В последней части цитаты Лангер заявляет о существовании двух разных символических модусов, которым она дает названия «презентативный» и «дискурсивный» символизм. Имеется в виду существенное различие между той областью, которая «невыразима» и не доступна вербальной артикуляции (это не значит, что она вытеснена), и той, которую можно вербализовать. В презентативной символике множество неструктурированных содержаний коагулирует в эмоциональные «образы», которые могут найти свое выражение в сновидении, мифе, музыке, архитектуре, культуре и т.д.

«Презентативный символизм характеризуется тем, что множество понятий собираются в одно-единственное тотальное выражение, при этом отдельным понятиям не находится соответствия в частях, конституирующих общее выражение» (там же, 191).

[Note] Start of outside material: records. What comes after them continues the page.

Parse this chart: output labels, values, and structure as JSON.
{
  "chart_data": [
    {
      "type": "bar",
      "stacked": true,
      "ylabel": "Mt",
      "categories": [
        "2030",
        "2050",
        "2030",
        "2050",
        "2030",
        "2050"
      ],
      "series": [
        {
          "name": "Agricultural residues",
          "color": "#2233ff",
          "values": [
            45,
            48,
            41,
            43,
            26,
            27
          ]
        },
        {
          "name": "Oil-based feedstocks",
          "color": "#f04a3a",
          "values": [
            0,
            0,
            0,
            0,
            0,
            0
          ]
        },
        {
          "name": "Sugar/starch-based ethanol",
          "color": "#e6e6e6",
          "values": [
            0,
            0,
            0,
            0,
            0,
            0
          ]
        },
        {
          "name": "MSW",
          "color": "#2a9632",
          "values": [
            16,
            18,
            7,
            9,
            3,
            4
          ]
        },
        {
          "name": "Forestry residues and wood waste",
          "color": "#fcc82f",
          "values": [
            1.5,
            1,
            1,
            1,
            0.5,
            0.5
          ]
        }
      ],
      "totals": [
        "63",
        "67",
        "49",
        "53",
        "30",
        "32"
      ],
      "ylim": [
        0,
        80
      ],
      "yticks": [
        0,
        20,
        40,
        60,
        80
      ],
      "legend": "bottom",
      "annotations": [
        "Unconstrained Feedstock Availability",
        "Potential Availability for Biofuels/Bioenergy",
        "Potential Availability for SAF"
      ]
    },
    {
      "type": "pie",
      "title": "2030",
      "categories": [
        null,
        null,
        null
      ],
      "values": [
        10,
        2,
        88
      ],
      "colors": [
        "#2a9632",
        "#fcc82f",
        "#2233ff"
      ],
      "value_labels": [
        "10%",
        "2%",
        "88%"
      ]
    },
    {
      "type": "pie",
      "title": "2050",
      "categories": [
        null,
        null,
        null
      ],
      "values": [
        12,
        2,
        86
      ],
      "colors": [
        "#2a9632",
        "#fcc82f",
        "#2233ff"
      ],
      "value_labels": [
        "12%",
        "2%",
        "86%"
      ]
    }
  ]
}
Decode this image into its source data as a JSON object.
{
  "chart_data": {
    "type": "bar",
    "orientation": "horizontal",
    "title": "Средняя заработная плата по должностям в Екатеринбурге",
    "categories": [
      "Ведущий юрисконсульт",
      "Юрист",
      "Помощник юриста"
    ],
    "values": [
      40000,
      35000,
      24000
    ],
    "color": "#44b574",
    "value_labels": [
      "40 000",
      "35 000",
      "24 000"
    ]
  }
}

«Дискурсивная» символика, напротив, означает способный к артикуляции модус, в котором речь становится важным средством передачи мыслей вовне в логической последовательности.

«Однако форма любого языка такова, что мы вынуждены выстраивать свои идеи одну вслед за другой, хотя сами предметы входят друг в друга; так развешиваются рядом на бельевой веревки предметы одежды, которые надевают один поверх другого. Эта особенность вербального символизма называется дискурсивнос-тью (там же, 88).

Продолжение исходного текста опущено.